The Gospel of Jesus is in truth not designed for people of
comfortable lives. He has little to say to the children of compromise,
whose emasculated lives attain the semblance of virtue by the cautious
exercise of niggard passions. They can take care of one another, these
righteous ones, whose very righteousness is a negation.
But Christ's Gospel is for a tragic world. It is for the disinherited,
the weak, and the strong who have become weak; for those who have been
wrecked by folly and passion, and too much love of living; for those
whose capacities for good and evil, being both rooted in passion, are
equally a peril and a potency--it is to these Christ chiefly speaks. To
them the Gospel of unlimited forgiveness and unalterable love is the only
vital, because the only efficacious Gospel.

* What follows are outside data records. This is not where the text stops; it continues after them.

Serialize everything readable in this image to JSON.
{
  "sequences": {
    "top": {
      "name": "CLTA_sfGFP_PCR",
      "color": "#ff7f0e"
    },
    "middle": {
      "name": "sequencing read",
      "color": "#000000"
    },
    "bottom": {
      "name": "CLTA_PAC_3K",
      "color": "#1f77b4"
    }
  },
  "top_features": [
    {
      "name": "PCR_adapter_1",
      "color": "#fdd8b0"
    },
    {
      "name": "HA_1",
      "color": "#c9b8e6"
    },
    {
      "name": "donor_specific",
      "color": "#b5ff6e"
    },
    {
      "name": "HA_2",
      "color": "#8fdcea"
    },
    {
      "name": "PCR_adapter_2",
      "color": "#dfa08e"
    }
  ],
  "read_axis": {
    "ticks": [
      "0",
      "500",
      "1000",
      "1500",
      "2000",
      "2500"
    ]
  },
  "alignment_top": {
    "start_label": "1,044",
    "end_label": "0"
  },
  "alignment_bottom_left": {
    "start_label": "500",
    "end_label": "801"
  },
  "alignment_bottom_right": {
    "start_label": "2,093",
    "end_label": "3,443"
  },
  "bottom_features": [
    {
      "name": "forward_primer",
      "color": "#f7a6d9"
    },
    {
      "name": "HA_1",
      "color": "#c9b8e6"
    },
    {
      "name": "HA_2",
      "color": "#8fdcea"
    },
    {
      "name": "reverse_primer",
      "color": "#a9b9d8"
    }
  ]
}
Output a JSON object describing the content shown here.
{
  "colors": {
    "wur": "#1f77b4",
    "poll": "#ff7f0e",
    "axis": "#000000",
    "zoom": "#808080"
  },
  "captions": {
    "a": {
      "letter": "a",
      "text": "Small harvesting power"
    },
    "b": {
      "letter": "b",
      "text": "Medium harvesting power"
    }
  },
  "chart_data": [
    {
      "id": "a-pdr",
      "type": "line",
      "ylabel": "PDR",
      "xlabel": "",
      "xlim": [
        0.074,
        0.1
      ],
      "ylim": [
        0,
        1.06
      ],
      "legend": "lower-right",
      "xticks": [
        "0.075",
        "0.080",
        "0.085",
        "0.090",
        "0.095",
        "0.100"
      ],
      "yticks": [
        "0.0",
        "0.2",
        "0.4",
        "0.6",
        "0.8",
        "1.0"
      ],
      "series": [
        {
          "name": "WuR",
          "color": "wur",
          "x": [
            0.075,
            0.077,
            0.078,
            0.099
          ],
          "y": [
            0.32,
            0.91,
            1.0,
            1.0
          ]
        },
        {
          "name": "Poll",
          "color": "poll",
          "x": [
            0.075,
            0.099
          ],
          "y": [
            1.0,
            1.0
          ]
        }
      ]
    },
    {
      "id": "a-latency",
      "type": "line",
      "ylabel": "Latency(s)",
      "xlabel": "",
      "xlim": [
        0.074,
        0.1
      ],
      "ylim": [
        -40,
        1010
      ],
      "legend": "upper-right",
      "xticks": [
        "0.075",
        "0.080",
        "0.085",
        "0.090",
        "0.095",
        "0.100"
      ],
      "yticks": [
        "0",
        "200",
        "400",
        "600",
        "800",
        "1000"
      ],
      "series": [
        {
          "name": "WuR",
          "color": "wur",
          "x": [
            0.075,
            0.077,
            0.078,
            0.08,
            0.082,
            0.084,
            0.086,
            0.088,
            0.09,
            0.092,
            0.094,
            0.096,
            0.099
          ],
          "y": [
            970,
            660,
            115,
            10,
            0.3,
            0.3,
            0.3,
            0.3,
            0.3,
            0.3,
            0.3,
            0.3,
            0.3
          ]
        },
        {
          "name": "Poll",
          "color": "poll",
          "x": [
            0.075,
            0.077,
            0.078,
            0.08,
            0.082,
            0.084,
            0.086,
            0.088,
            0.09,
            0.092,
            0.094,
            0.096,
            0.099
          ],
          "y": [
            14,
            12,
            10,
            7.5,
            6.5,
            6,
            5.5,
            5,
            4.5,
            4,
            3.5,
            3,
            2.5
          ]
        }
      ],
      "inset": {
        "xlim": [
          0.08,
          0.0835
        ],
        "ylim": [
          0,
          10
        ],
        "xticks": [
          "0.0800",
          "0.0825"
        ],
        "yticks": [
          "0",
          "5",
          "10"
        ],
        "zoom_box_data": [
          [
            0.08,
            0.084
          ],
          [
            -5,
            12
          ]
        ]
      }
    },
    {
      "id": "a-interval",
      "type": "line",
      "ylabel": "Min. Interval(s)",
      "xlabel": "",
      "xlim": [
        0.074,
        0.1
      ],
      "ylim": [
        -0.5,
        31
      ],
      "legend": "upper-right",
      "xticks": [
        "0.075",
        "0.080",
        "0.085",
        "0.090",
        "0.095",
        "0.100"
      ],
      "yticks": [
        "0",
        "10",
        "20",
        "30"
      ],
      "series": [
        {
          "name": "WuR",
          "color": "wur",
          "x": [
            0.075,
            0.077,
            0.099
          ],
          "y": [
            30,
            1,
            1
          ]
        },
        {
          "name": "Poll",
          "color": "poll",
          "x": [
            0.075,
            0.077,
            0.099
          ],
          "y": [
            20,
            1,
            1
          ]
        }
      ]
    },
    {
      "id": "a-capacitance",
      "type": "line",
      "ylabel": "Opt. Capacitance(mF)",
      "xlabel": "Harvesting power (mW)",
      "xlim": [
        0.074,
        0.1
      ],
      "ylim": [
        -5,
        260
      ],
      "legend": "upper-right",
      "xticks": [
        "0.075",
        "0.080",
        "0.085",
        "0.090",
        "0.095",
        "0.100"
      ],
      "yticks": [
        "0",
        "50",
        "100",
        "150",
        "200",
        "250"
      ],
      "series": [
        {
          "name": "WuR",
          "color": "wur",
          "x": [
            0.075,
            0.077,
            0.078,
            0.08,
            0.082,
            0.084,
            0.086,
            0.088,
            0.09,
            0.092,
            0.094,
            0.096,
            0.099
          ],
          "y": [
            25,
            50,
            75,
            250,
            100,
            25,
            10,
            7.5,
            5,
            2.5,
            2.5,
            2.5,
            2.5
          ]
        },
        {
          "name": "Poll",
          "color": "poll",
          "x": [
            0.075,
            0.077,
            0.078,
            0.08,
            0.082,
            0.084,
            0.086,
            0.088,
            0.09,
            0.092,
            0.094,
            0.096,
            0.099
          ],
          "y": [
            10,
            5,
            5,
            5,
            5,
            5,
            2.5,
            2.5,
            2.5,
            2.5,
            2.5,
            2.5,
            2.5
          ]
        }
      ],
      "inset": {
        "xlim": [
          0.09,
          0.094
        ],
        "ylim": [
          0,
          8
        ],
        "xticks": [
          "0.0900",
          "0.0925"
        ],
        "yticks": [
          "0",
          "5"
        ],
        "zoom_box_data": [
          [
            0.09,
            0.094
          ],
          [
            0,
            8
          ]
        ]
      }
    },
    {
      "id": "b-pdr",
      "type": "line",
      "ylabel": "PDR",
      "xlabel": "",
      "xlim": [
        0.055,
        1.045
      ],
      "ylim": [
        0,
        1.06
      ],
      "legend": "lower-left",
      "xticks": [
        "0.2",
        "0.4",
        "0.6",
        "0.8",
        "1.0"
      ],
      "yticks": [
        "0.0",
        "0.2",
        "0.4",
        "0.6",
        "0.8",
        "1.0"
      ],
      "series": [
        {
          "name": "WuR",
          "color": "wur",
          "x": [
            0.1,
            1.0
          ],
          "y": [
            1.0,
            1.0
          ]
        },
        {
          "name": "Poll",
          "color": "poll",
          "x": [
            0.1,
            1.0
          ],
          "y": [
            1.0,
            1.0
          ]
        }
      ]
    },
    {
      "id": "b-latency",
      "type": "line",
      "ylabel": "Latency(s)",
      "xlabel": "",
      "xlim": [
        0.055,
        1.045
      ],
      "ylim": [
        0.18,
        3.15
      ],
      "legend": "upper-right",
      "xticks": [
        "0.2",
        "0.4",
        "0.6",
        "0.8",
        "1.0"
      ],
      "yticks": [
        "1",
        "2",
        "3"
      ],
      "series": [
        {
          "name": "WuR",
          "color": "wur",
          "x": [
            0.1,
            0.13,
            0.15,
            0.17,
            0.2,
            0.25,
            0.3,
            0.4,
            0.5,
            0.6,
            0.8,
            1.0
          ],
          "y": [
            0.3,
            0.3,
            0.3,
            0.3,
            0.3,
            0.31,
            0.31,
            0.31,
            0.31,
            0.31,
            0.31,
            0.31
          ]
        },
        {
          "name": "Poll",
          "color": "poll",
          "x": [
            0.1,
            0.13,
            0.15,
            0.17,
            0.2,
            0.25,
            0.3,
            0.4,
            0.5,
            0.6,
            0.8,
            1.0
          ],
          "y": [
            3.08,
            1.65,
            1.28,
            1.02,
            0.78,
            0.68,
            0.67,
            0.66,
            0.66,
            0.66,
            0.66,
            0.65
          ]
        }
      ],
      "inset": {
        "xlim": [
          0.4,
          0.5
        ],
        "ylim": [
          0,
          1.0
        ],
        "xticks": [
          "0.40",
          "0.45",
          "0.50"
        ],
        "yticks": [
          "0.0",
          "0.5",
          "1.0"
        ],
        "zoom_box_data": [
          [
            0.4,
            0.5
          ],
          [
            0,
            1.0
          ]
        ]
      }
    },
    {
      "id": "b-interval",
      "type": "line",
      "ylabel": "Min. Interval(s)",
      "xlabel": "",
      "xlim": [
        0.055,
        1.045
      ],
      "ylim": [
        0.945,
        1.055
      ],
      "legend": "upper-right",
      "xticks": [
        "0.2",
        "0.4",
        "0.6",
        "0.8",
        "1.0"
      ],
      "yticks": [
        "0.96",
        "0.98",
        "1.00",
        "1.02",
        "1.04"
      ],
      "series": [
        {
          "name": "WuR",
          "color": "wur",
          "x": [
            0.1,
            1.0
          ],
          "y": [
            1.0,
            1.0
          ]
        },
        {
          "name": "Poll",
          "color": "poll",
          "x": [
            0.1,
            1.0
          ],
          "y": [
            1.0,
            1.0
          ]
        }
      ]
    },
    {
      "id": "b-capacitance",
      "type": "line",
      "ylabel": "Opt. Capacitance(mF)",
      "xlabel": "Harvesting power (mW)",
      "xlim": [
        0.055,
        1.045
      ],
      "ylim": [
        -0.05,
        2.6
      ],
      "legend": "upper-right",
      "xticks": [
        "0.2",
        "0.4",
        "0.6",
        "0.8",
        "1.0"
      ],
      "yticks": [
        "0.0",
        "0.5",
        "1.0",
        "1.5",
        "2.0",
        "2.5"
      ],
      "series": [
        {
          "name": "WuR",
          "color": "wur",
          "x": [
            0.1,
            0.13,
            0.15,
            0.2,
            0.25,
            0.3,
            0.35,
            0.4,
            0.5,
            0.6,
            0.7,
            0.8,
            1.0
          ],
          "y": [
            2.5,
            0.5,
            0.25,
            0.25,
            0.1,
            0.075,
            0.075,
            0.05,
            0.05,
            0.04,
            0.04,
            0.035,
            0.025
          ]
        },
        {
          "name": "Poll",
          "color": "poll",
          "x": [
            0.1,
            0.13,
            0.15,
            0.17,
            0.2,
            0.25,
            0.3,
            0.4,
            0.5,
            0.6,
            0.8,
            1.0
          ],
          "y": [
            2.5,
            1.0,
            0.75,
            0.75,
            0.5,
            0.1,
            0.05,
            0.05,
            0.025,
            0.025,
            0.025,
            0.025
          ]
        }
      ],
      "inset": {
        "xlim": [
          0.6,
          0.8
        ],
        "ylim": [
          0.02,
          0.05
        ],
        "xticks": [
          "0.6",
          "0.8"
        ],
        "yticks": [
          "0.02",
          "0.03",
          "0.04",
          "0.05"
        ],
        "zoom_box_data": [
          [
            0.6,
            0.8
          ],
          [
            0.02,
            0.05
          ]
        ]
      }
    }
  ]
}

The man whose very virility
of nature makes him the easy prey of murderous joy; the man shut up in
prison, who hears from the lips that once spake love to him, the sentence
of inexpiable disgrace; the outcast from honour, gnawing the bitter husks
of hated sin in far lands, and tortured in his dreams by the sweetness of
recollected happiness; these, and all like these, will understand Jesus,
for it is to them He speaks. Their very sin interprets Him. To their
forlorn ears the love He teaches will sound not strange, for it is the
only kind of love that can redeem them; nor foolish, for it is the only
love that dare stoop low enough to lift them up.